Every array storage salesperson dreams of walking into Google and securing a large storage order. There are some similarities between Google's storage approach and XIV. Both use commodity servers with storage directly attached. Can it happen this time?
The dream will not be fulfilled with IBM's NEXTRA as it is today. To look at the reasons is instructive; it tells us what is missing from NEXTRA and other clustered services to allow them to compete with Google in Web 2.0.
Google File System (GFS) is embedded with the storage system. The storage services offered included many of those found in NEXTRA, including "chunking" data, self healing and using industry standard components. Two of the many GFS additional features illustrate the gap that remains:
- GFS manages the optimization of keeping data physically as close as possible to consumers by managing the placement of data in the network. This minimizes bandwidth and more importantly improves user response time and "user experience;"

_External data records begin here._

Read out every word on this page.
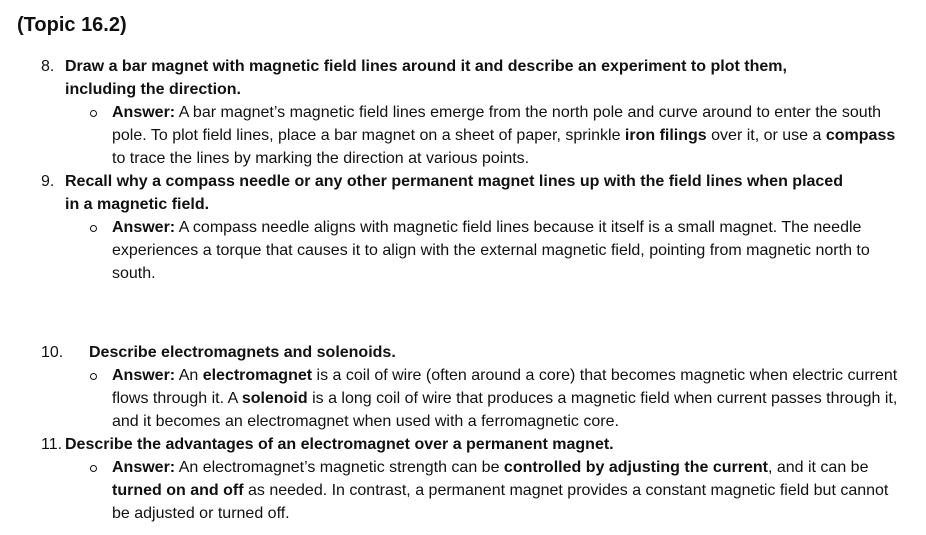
(Topic 16.2)
8. Draw a bar magnet with magnetic field lines around it and describe an experiment to plot them, including the direction.
Answer: A bar magnet’s magnetic field lines emerge from the north pole and curve around to enter the south pole. To plot field lines, place a bar magnet on a sheet of paper, sprinkle iron filings over it, or use a compass to trace the lines by marking the direction at various points.
9. Recall why a compass needle or any other permanent magnet lines up with the field lines when placed in a magnetic field.
Answer: A compass needle aligns with magnetic field lines because it itself is a small magnet. The needle experiences a torque that causes it to align with the external magnetic field, pointing from magnetic north to south.
10. Describe electromagnets and solenoids.
Answer: An electromagnet is a coil of wire (often around a core) that becomes magnetic when electric current flows through it. A solenoid is a long coil of wire that produces a magnetic field when current passes through it, and it becomes an electromagnet when used with a ferromagnetic core.
11. Describe the advantages of an electromagnet over a permanent magnet.
Answer: An electromagnet’s magnetic strength can be controlled by adjusting the current, and it can be turned on and off as needed. In contrast, a permanent magnet provides a constant magnetic field but cannot be adjusted or turned off.
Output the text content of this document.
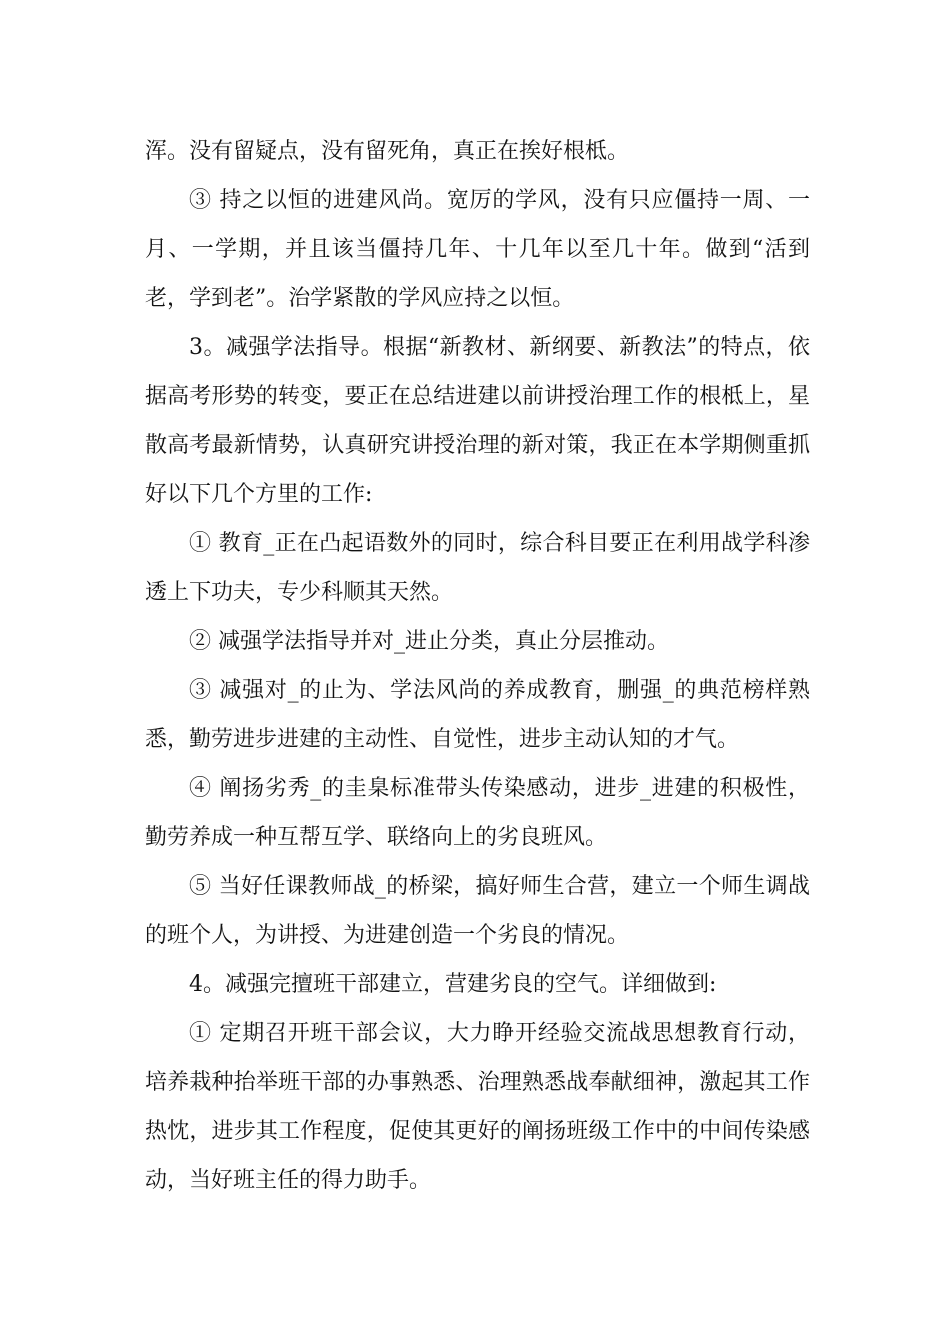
浑。没有留疑点，没有留死角，真正在挨好根柢。

③ 持之以恒的进建风尚。宽厉的学风，没有只应僵持一周、一月、一学期，并且该当僵持几年、十几年以至几十年。做到“活到老，学到老”。治学紧散的学风应持之以恒。

3。减强学法指导。根据“新教材、新纲要、新教法”的特点，依据高考形势的转变，要正在总结进建以前讲授治理工作的根柢上，星散高考最新情势，认真研究讲授治理的新对策，我正在本学期侧重抓好以下几个方里的工作:

① 教育_正在凸起语数外的同时，综合科目要正在利用战学科渗透上下功夫，专少科顺其天然。

② 减强学法指导并对_进止分类，真止分层推动。

③ 减强对_的止为、学法风尚的养成教育，删强_的典范榜样熟悉，勤劳进步进建的主动性、自觉性，进步主动认知的才气。

④ 阐扬劣秀_的圭臬标准带头传染感动，进步_进建的积极性，勤劳养成一种互帮互学、联络向上的劣良班风。

⑤ 当好任课教师战_的桥梁，搞好师生合营，建立一个师生调战的班个人，为讲授、为进建创造一个劣良的情况。

4。减强完擅班干部建立，营建劣良的空气。详细做到:

① 定期召开班干部会议，大力睁开经验交流战思想教育行动，培养栽种抬举班干部的办事熟悉、治理熟悉战奉献细神，激起其工作热忱，进步其工作程度，促使其更好的阐扬班级工作中的中间传染感动，当好班主任的得力助手。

- GFS always appends data (never overwrites). This simplifies "locking" on chunks, retrieving data versions and achieving consistency of data in the event of a storage failure.
IBM will need to add a file system to XIV to allow it to compete in the Web 2.0 arena. For Google to be interested, it would have to offer additional functionality to GFS that would make it worthwhile migrating from GFS. Probably the only way that will happen is a joint agreement between IBM and Google to put GFS on XIV. It is difficult to see the motivation that would drive such a deal, but stranger things have happened.
Action Item: IBM will need significant enhancement to XIV to allow it to compete in the Web 2.0 space. Trying to make one storage solution fit every requirement is unlikely to succeed. Users should sit back and wait and see where IBM decides to focus development effort with XIV. Large enterprise tier 2 storage would seem the obvious starting point.